Modelo híbrido — ou multipotencial

Alessandra Nahra
3 min readSep 23, 2021

Quando eu saí da Saiba+, em 2016, eu escrevi um texto dizendo que decidir fazer outra coisa não é o mesmo que "largar tudo". Eu estava saindo da sociedade com Ana Coli e Carol Leslie para viajar, estudar e trabalhar com agroecologia. Ainda que fosse uma ruptura um tanto radical, pois UX e agroecologia são áreas bastante diferentes, eu não sentia que estava "largando tudo". No texto, eu dizia que tudo que eu havia feito até o momento era parte de mim. Não era possível, portanto, "largar tudo": não se larga quem a gente é.

A vida não é linear. Os caminhos quase nunca são retos. Rapidamente entendi que eu nunca iria conseguir fazer apenas uma coisa na vida. Recentemente eu estava num projeto em que tinha que entrevistar professores. Eles me contavam que as escolas estavam em um modelo híbrido de aulas: parte online, parte presencial. Eu adorei o conceito de modelo híbrido e achei que cabe muito bem para mim. Eu vivo num modelo híbrido: trabalho com UX e com agroecologia. Às 7h tô de galocha e unhas cheias de terra semeando o milho; às 10h tô maquiada no Zoom entrevistando uma pessoa que mora no Ceará. Parece esquisito? Pode parecer. Afinal, como eu já disse, são coisas completamente diferentes. Mas lidar com a esquisitice dos nossos afetos é parte do amor próprio.

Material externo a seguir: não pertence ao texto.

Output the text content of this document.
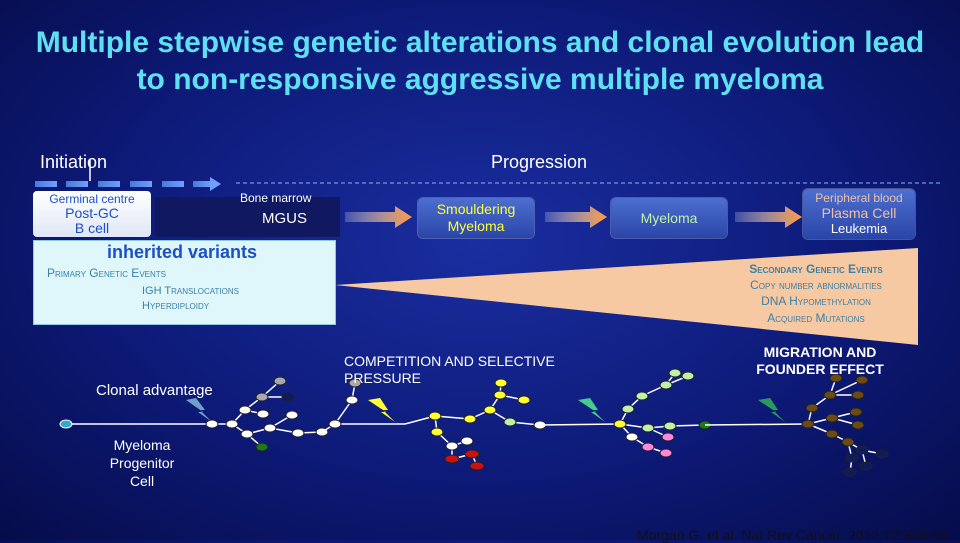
Multiple stepwise genetic alterations and clonal evolution lead to non-responsive aggressive multiple myeloma
Initiation	Progression
Germinal centre
Post-GC
B cell
Bone marrow
MGUS
Smouldering
Myeloma	Myeloma
Peripheral blood
Plasma Cell
Leukemia
inherited variants
Primary Genetic Events
IGH Translocations
Hyperdiploidy
Secondary Genetic Events
Copy number abnormalities
DNA Hypomethylation
Acquired Mutations
Clonal advantage
COMPETITION AND SELECTIVE
PRESSURE
MIGRATION AND
FOUNDER EFFECT
Myeloma
Progenitor
Cell
Morgan G, et al. Nat Rev Cancer. 2012;12:335-48.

Modelo híbrido pode ser outro nome para pessoas multipotencial — um termo bonito que eu aprendi recentemente e que ajuda a dourar a pílula da minha esquisitice. Diz a Wikipedia que multipotencialidade "faz referência à habilidade e preferência de uma pessoa, particularmente com forte curiosidade intelectual e/ou artística, em alcançar sucesso em duas ou mais áreas". Que o termo também pode se referir "a um indivíduo cujos interesses ocupam vários campos ou áreas, em vez de serem focados em apenas um". Então tá. Há que se aceitar nosso lugar no mundo. A pessoa é para o que ela nasce.

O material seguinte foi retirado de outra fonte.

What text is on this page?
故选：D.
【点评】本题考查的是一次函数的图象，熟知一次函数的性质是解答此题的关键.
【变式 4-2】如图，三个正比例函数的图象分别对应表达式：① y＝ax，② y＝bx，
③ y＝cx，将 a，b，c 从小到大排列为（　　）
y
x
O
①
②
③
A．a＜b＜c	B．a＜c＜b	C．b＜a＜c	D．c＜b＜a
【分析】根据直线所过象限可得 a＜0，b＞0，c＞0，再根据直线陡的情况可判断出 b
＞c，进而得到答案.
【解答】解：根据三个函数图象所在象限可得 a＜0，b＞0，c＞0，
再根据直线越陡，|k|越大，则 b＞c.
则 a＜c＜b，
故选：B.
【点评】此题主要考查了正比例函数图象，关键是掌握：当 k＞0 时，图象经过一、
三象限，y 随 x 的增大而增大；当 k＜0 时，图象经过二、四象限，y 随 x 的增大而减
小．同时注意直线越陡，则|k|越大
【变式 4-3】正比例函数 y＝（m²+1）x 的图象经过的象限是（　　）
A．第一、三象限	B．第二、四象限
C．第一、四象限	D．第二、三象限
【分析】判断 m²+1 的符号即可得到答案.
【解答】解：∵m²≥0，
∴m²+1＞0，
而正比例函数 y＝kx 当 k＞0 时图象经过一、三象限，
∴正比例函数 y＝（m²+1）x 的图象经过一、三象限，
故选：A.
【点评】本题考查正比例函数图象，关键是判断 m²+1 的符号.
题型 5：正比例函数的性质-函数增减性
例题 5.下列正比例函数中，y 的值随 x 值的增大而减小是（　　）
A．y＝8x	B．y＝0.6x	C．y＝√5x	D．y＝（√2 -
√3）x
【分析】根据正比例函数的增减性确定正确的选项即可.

Meu currículo (e perfil no Linkedin) reflete essa multipotencialidade. E eu tenho noção de que pode não parecer assim tão bonito. Afinal, a pessoa faz o quê? Quer plantar ou moderar teste de usabilidade? Parece que falta foco, né?Essa confusão acontece dos dois lados. Eu faço mestrado na Faculdade de Saúde Pública, pesquisando agroecologia e sistemas alimentares. Lá eu sou uma estranha no ninho. Jornalista, escritora e pesquisadora no meio de um monte de nutricionistas. Meu Lattes também reflete essa multipotencialidade. Isso não é comum. Na academia as pessoas geralmente se dedicam a vida toda a aprofundar-se em uma só área.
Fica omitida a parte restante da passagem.